- Born: August 15, 1959 (age 66) United States
- Occupations: Film director; screenwriter;
- Spouse: Mary Stuart Masterson ​ ​(m. 2000; div. 2004)​

= Damon Santostefano =

American director, screenwriter (b. 1959)

Damon Santostefano (born August 15, 1959) is an American film and television director and screenwriter. He is best known for directing the 1999 Warner Brothers feature film Three to Tango starring Matthew Perry, Neve Campbell and Dylan McDermott; Bring It On Again; and the television series Clueless.

==Biography==
Santostefano was performing stand-up comedy in his hometown of Boston during his teens. While attending New York University Film School he began working professionally as a director, creating short films and documentaries. After college, he established a production company where he developed and directed film and television projects for HBO, Showtime, PBS and Paramount Television. He also directed several Off-Broadway stage productions including plays at The American Place Theatre. For the BAM Festival, he directed Stockhausen's contemporary opera Leben.

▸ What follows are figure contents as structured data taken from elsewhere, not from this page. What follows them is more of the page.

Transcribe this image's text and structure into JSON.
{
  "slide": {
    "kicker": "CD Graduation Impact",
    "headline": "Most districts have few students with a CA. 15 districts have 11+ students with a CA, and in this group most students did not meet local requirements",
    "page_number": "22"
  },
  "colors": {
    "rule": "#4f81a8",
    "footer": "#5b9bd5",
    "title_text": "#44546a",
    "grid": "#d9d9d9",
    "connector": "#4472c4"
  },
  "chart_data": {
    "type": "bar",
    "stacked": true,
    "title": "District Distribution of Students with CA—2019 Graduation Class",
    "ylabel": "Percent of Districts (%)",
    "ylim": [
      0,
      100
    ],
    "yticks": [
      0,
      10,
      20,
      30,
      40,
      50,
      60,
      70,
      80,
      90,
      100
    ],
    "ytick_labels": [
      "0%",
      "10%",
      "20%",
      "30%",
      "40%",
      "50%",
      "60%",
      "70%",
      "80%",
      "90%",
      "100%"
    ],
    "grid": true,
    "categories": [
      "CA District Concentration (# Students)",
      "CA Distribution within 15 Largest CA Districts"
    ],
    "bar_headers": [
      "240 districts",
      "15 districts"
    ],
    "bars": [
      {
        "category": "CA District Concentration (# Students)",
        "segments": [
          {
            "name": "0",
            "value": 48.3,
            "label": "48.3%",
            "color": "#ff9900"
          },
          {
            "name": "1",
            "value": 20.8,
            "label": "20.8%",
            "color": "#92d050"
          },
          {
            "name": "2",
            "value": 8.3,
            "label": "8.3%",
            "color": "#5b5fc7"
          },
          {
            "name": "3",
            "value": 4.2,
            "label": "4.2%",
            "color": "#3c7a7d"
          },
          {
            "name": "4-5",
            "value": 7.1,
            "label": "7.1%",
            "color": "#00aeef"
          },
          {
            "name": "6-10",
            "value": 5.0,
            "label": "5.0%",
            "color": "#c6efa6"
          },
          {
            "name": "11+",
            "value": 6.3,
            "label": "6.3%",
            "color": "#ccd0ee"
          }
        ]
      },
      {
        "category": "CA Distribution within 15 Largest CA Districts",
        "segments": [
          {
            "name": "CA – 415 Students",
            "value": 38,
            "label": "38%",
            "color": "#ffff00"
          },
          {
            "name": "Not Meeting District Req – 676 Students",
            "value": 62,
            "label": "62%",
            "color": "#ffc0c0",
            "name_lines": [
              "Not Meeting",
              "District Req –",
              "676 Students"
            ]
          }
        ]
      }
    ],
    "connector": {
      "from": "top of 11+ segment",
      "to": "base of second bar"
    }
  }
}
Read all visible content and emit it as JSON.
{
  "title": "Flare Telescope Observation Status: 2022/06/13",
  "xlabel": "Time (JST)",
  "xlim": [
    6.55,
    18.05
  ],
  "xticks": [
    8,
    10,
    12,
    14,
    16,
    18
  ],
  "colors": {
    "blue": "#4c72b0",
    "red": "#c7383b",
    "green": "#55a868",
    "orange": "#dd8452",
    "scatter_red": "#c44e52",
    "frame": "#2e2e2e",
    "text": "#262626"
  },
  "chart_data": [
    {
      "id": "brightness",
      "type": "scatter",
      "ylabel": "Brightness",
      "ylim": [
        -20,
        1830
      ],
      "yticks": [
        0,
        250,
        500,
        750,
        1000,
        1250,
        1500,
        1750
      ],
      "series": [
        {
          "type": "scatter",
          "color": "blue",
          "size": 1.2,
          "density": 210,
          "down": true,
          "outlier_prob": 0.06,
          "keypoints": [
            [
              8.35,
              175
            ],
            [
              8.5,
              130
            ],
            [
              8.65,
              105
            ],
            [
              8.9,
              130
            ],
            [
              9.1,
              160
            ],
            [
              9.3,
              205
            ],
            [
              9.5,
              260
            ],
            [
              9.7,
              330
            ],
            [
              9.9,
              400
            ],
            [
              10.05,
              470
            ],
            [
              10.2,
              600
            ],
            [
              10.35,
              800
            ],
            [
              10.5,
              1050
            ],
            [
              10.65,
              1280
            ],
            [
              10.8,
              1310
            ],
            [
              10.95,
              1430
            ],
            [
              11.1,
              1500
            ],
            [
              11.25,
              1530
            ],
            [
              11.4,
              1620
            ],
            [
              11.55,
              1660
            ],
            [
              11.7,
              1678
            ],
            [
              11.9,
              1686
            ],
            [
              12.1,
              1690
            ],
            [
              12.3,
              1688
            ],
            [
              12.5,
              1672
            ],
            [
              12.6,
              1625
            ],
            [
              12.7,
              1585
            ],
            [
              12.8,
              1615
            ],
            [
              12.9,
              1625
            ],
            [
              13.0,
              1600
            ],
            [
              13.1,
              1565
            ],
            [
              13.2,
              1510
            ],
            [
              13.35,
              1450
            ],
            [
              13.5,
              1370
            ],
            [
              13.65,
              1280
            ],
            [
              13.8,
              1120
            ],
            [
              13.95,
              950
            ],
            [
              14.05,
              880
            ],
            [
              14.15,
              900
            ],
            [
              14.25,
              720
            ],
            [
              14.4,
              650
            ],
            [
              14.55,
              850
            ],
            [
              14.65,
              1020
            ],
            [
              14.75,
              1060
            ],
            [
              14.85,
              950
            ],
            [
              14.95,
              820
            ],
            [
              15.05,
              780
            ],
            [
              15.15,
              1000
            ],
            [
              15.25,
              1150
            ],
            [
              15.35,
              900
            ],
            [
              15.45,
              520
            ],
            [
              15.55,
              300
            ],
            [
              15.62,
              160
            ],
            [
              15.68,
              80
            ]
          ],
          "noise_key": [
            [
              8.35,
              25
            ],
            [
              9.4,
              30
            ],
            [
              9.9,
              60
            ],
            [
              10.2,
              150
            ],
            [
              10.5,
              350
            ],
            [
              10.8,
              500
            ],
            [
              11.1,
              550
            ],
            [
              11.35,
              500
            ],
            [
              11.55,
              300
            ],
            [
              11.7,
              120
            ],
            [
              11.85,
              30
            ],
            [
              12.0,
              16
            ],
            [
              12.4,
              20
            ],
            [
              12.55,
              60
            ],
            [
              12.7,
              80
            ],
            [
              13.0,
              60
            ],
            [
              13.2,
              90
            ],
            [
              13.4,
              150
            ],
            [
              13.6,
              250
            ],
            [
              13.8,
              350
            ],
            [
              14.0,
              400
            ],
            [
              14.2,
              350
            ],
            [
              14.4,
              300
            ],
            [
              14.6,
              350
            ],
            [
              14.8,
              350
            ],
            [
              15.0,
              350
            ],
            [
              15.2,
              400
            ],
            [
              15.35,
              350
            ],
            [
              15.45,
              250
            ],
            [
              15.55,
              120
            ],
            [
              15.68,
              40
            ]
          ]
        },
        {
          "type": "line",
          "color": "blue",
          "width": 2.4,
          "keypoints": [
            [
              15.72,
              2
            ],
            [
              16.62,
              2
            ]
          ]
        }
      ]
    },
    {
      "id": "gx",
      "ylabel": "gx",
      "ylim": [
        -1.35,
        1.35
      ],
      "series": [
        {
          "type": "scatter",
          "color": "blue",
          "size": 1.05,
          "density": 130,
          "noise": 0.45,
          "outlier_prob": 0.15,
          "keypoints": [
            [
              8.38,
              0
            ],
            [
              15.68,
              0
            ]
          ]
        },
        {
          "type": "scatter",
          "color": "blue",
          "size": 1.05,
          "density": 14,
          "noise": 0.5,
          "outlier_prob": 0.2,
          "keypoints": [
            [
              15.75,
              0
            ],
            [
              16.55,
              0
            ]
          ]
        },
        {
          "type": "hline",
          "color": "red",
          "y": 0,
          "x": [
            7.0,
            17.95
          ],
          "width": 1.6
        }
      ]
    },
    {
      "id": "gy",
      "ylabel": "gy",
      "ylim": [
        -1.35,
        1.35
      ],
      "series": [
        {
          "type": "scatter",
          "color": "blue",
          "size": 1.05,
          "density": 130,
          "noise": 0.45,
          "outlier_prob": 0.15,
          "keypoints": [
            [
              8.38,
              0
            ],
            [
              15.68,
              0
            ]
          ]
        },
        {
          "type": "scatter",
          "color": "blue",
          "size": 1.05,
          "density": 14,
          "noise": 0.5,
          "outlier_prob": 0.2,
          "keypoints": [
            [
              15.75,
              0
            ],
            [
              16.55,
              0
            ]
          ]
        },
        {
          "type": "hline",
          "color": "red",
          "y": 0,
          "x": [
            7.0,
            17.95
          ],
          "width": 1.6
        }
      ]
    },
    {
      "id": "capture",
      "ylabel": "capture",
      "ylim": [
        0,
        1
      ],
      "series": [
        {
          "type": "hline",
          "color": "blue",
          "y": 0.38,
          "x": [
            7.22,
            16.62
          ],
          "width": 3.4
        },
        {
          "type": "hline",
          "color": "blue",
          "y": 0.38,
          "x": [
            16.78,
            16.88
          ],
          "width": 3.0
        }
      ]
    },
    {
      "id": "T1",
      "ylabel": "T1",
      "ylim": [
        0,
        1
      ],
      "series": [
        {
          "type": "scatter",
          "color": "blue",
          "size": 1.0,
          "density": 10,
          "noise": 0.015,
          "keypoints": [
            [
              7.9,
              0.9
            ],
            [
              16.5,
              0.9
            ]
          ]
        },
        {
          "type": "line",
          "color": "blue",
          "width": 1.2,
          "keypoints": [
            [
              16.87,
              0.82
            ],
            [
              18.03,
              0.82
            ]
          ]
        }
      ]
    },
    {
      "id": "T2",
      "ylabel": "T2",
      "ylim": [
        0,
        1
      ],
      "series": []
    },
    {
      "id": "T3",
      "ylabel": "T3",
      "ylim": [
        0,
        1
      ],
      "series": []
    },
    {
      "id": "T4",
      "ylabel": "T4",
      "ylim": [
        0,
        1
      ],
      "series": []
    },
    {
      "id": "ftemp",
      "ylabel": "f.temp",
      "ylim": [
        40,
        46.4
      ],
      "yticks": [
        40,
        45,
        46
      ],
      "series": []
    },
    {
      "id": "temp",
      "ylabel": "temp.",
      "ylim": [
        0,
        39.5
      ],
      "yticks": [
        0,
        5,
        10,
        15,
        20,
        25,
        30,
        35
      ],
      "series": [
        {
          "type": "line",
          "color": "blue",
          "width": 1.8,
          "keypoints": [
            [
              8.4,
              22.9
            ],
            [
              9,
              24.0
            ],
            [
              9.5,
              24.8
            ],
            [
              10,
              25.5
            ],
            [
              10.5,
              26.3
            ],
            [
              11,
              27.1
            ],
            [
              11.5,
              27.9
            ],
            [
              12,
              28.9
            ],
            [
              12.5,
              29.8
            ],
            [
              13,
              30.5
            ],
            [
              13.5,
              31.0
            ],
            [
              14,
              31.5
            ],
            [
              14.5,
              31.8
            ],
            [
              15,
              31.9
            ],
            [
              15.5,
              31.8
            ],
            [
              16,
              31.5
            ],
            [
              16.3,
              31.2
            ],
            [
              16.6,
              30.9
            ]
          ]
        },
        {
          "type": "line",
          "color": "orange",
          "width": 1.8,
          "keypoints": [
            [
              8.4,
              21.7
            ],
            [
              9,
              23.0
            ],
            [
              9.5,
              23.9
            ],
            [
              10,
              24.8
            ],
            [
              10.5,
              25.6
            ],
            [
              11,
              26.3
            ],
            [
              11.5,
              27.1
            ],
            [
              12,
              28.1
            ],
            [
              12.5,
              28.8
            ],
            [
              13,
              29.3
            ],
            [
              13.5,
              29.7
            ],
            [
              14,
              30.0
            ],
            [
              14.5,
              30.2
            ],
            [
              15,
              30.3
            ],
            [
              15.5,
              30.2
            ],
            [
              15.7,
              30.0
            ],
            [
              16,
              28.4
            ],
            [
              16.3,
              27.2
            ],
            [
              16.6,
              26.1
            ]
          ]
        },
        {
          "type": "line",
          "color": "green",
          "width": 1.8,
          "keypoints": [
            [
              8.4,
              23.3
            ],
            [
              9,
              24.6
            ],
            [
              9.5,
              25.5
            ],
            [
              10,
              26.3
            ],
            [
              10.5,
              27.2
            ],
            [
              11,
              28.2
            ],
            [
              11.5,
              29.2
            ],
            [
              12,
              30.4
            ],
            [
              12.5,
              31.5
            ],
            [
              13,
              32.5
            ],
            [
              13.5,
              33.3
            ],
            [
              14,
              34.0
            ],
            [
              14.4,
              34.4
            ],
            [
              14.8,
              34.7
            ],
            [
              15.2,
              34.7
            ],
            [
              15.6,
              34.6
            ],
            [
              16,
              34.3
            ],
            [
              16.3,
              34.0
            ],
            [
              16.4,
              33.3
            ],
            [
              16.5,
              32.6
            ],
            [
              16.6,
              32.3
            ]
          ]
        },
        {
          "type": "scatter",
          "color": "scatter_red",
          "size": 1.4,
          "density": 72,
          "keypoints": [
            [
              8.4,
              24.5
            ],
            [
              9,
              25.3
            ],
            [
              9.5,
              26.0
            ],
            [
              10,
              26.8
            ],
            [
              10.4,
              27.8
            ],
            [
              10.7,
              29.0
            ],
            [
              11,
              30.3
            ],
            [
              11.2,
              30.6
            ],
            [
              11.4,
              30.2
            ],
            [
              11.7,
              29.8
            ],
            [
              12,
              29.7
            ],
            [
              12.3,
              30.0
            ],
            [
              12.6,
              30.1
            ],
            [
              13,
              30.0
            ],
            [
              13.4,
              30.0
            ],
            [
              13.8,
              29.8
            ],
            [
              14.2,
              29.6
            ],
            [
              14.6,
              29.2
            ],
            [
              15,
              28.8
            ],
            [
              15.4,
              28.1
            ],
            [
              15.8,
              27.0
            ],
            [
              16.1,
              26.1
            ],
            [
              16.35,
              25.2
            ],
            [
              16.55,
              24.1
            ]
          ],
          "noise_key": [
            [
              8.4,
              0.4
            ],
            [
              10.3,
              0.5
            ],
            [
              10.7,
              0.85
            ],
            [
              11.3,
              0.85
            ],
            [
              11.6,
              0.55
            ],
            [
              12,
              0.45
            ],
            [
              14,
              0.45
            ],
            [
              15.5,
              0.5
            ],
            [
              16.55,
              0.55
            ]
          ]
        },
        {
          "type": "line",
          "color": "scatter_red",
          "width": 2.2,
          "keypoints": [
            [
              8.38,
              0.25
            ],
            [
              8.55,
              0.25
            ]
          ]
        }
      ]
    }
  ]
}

Santostefano began a screenwriting career upon selling his first screenplay to Columbia Pictures and has since written and co-written screenplays for several studios.

==Filmography==
===Director===

====Film====
- Greenpoint: Turning the Tide (1981) (documentary short)
- Fright Show (1985)
- Scream Greats, Vol. 1 – "Tom Savini, Master of Horror Effects" (1986)
- Scream Greats, Vol. 2 – "Satanism and Witchcraft" (1986)
- Severed Ties (1992)
- Three to Tango (1999)
- Another Cinderella Story (2008)
- Last Man Running (2003)
- Bring It On Again (2004)
- Best Player (2011)
- A Cinderella Story: Once Upon a Song (2011)
- Pure Country: Pure Heart (2017)

====Television====
- The Adventures of Pete & Pete – episode "Yellow Fever" (1994)
- Bob and Sully (1995)
- Skwids (1996)
- Clueless (1996)
- The High Life (1996)
- Honey, I Shrunk the Kids: The TV Show (1997)
- The War Next Door (2000)
- The District – episode "Rage Against the Machine" (2001)

===Writer===
- Last Man Running (2003)

==Awards==
- CableACE Award – Best Series (The Adventures of Pete and Pete)

==Personal life==
Santostefano was engaged to actress Mary Stuart Masterson in 1999. They married in 2000 and divorced in 2004.